Predischarge stress test was recommended whenever possible, except when contraindications for future interventions were present. Despite this general rule, the individual indication was stated by each particular physician based on his or her own clinical criteria. Stress test was performed less frequently in women than in men (13% versus 43% of survivors, P=.0001) and was positive in 27% of men and 11% of women (P=NS).

Coronary angiography was usually restricted to patients with evidence of postinfarction myocardial ischemia and an active preinfarction way of life. We studied 14 women (13%) and 13 men (14%, P=NS). Multivessel disease was found in 54% of females and 46% of males studied (P=NS).

Treatment
Aspirin, heparin, intravenous nitroglycerin, and angiotensin-converting enzyme inhibitors were used in a similar proportion of women (79%, 77%, 62%, and 17%, respectively) and men (83%, 74%, 63%, and 11%, respectively). Women were more frequently treated with diuretics (42% versus 23%, P=.005), inotropic agents (29% versus 11%, P=.002), and digitalis (25% versus 16%, P=.12) and were treated less often with calcium antagonists (37% versus 53%, P=.02) and oral ß-blockers (7% versus 13%, P=.18). Thrombolytic therapy was used in 8 women and 7 men (P=NS).
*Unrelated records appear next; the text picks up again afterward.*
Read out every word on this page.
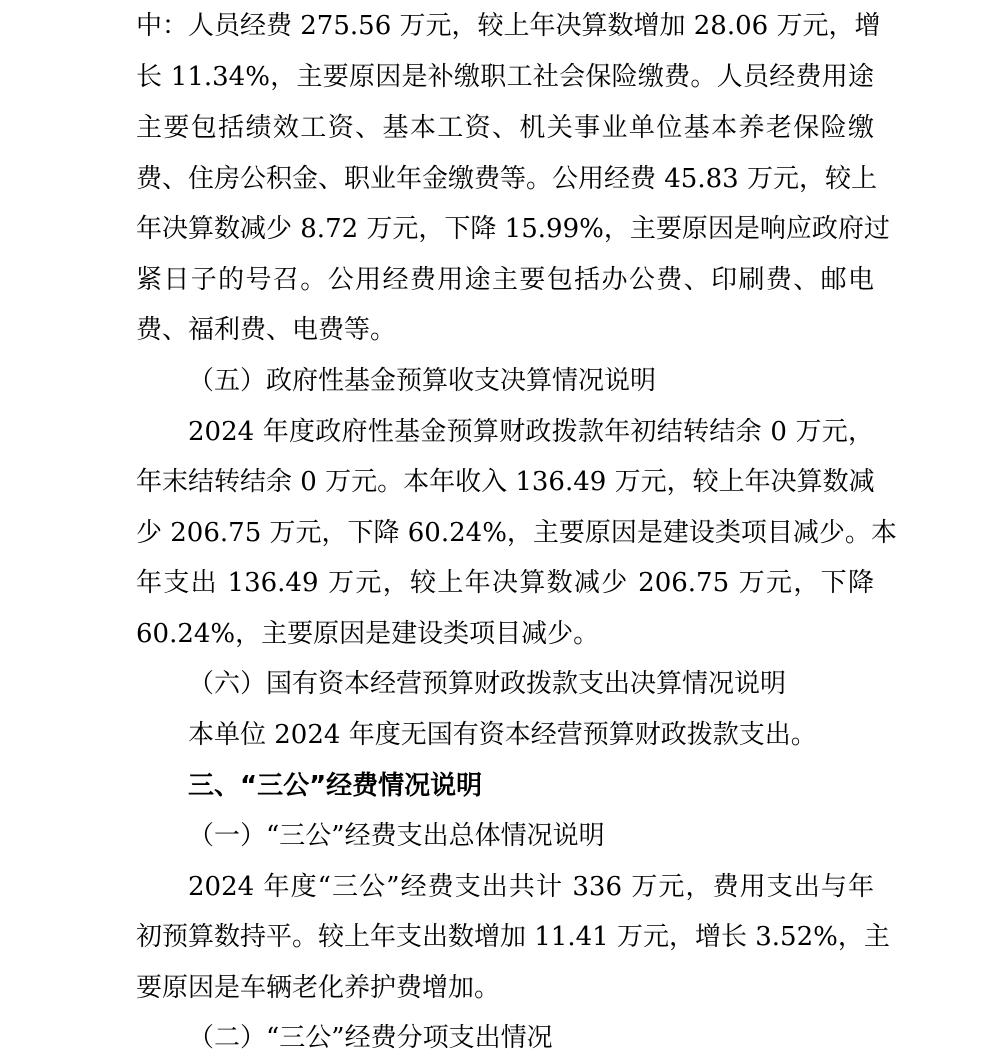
中：人员经费 275.56 万元，较上年决算数增加 28.06 万元，增

长 11.34%，主要原因是补缴职工社会保险缴费。人员经费用途

主要包括绩效工资、基本工资、机关事业单位基本养老保险缴

费、住房公积金、职业年金缴费等。公用经费 45.83 万元，较上

年决算数减少 8.72 万元，下降 15.99%，主要原因是响应政府过

紧日子的号召。公用经费用途主要包括办公费、印刷费、邮电

费、福利费、电费等。

（五）政府性基金预算收支决算情况说明

2024 年度政府性基金预算财政拨款年初结转结余 0 万元，

年末结转结余 0 万元。本年收入 136.49 万元，较上年决算数减

少 206.75 万元，下降 60.24%，主要原因是建设类项目减少。本

年支出 136.49 万元，较上年决算数减少 206.75 万元，下降

60.24%，主要原因是建设类项目减少。

（六）国有资本经营预算财政拨款支出决算情况说明

本单位 2024 年度无国有资本经营预算财政拨款支出。

三、“三公”经费情况说明

（一）“三公”经费支出总体情况说明

2024 年度“三公”经费支出共计 336 万元，费用支出与年

初预算数持平。较上年支出数增加 11.41 万元，增长 3.52%，主

要原因是车辆老化养护费增加。

（二）“三公”经费分项支出情况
Twenty patients, 11 women (10%) and 9 men (9%, P=NS), required a temporary pacemaker. Six patients with postinfarction angina (3 women and 3 men) were treated by coronary angioplasty. Twelve patients (6%) were operated on, 8 (5 women and 3 men) as treatment for mechanical complications and 4 (2 women and 2 men) for coronary artery bypass grafting (P=NS).

Hospital Course
Women experienced a substantially worse in-hospital clinical outcome (Table 3Down). They had a higher incidence of total complications and a higher mortality rate. Clinical LV dysfunction was not only more common in women but also more severe. Shock was more frequent among women, and the trend was for women to present mechanical complications more frequently. A similar incidence of other complications between sexes was found.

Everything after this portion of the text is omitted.